Dr Orkin: And I think you’re – what you’re saying very much fits in with rapid ART, but I think not everybody’s getting rapid ART. And I think in the context of not using rapid ART to start, let’s say someone didn’t want it, the arguments for not using it are certainly getting weaker, I would say, although I completely hear what you’re saying. 
[01:02:36]
So somebody’s asked – what else are people saying? For the most – I didn’t answer that. I’m just trying to comprehend this question. For the most difficult – I’ll try and take this question. For the most difficult to reach marginalized, poorly adherent populations a harm reduction approach may be an intermittent injection strategy. 

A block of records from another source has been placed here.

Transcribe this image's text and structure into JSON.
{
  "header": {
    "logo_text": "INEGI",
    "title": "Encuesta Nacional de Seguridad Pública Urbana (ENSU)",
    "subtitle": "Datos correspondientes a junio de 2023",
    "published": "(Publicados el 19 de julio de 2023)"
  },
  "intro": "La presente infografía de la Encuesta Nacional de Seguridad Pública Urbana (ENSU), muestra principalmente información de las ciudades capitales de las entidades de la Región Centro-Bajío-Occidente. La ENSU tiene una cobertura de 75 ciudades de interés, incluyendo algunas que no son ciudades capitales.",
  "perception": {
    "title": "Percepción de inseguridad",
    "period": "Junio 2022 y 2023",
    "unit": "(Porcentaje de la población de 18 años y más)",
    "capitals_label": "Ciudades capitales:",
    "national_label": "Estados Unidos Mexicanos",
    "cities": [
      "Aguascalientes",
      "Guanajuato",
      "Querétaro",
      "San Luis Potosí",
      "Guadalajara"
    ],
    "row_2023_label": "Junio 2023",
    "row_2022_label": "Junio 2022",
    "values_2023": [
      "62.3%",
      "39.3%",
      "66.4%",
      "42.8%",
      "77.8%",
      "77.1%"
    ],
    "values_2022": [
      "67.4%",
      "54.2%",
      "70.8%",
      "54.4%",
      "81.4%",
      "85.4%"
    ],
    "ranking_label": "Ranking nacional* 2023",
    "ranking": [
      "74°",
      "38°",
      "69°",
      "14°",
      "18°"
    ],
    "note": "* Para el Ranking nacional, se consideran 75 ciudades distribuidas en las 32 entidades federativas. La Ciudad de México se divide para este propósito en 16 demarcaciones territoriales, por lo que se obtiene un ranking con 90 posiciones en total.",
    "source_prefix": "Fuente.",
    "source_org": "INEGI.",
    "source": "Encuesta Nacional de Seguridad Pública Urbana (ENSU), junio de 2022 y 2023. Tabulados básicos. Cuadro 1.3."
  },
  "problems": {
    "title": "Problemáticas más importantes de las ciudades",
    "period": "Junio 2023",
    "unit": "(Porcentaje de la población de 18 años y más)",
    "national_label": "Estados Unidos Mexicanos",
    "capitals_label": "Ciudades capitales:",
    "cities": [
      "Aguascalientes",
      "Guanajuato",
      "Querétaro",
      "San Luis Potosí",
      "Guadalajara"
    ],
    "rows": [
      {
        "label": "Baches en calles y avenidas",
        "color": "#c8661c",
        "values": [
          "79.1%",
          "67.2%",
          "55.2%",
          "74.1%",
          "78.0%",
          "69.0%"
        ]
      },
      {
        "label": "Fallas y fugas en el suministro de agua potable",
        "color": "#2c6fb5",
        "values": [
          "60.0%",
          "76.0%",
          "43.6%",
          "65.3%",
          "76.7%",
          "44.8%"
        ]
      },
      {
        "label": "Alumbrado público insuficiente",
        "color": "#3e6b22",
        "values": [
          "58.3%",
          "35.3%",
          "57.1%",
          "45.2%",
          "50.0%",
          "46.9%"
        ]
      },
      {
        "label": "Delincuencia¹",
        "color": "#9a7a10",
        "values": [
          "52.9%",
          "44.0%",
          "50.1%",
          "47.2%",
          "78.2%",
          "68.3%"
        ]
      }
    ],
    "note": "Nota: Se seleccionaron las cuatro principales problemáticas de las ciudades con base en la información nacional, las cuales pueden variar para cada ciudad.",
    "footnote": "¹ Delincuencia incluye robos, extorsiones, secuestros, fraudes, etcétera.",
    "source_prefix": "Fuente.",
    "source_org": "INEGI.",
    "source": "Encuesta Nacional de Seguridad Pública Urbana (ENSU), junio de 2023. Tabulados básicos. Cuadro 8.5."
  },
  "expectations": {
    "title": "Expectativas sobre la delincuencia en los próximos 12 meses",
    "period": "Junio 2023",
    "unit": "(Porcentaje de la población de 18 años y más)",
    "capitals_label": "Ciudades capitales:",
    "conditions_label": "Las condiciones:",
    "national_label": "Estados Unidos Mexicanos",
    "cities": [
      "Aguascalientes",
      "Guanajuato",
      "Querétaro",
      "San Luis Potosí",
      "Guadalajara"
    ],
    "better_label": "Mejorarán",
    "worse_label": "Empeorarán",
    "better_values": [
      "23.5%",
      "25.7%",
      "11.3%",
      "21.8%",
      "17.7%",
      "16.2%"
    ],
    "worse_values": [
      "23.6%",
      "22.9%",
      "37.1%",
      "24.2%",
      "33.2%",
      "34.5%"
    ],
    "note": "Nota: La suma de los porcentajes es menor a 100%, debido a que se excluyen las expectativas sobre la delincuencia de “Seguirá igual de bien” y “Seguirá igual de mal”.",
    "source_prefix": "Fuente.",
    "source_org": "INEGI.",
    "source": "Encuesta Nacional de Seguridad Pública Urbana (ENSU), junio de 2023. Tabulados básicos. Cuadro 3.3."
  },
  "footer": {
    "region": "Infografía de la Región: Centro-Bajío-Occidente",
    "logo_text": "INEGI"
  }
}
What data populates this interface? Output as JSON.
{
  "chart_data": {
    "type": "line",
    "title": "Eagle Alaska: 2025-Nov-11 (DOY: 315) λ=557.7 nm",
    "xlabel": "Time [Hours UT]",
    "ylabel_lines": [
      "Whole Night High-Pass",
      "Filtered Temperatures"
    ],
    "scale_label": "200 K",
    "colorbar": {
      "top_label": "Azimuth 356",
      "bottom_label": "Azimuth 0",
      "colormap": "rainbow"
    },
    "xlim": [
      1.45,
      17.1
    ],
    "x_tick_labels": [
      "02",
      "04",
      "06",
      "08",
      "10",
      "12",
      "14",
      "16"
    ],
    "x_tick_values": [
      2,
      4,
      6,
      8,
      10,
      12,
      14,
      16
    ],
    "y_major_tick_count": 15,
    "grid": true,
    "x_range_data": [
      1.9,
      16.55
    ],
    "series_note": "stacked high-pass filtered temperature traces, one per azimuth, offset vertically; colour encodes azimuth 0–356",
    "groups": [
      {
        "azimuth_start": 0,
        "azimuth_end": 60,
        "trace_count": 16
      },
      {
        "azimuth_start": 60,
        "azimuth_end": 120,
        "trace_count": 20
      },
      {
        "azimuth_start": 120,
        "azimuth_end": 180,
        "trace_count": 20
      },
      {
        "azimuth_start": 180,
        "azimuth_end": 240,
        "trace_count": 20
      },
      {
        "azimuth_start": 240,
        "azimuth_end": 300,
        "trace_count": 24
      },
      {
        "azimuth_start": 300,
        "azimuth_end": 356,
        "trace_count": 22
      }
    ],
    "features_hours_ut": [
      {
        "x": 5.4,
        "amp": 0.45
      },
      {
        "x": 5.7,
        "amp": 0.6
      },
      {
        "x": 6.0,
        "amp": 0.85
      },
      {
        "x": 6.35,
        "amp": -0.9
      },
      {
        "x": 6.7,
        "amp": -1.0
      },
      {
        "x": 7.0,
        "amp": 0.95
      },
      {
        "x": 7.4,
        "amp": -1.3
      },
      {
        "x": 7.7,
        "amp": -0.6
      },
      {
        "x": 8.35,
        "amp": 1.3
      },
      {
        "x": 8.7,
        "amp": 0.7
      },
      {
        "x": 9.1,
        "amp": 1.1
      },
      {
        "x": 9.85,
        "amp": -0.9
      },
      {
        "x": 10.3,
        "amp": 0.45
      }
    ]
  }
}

Yes, I really don’t think that an intermittent strategy with an NNRTI is going to be an option with this combination. So I think it’s very important, you know, what we do know, these injections must be given within a week of their due date. So I would definitely say that an intermittent strategy is not an option. 
[01:03:29]
Someone has asked about the benefits for lenacapavir vs licensed cabotegravir, and I just think – Darcy, I’m happy for you to come in here, but what I would say is I don’t think you can compare these drugs. The study designs are different. You know, they’re completely different and I think that, you know, these are both very novel strategies. We know that they’re given at different time points. But I don’t think cross-comparing against completely differently designed studies is, you know, an appropriate way of assessing these drugs. I mean, I don’t know what you would want to say, Darcy.
Dr Wooten: I agree, and I think – and that may be something interesting to look at moving forward, although I don’t know that that will ever be done. I think cost and access are going to be probably some of the biggest drivers in terms of just in the real world, practically, what can people actually get access to and afford and be able to use. So, again, sort of analogous to what we saw with lenacapavir vs daily oral PrEP, daily oral PrEP works, you know, if you can take it. So whichever PrEP people can take is probably the best PrEP for them.
Dr Orkin: I’m going to – I’ll take a question from Jules Levin, because I always like to give Jules the mic wherever I can. His question is, is there a chance of late delay for HIV with len like there is with cab? 
So I think it’s important to say what Jules is referring to is LEVI syndrome and I think we’ve got 2 cases, so it’s almost impossible to actually, you know, say whether a LEVI syndrome is or is not going to occur. There are thoughts that LEVI syndrome may be related to the high genetic barrier of the integrase inhibitor class and that because the capsid inhibitor potentially has a lower barrier, this may be less likely to occur, but it’s absolutely unknown and I don’t think that we can – I don’t think that we can comment on that. I don’t know, what do you think, Darcy, do you agree with me?
Dr Wooten: I agree, and I think the potential for that is there, but I think we’ll have to see.
[01:05:46]
 : So I think someone’s asking about OIs, people are asking about OIs and the DOLCE study. There were people who had OIs and IRIS was similar in the 2 arms. There was no difference in IRIS. So I think, in terms of guidelines, you would want to start treatment as quickly as possible unless you had an illness like, you know, meningeal cryptococcus or meningeal TB, in which case you would do things differently. Otherwise, you would start treatment regardless of an OI, and the IRIS rates were similar.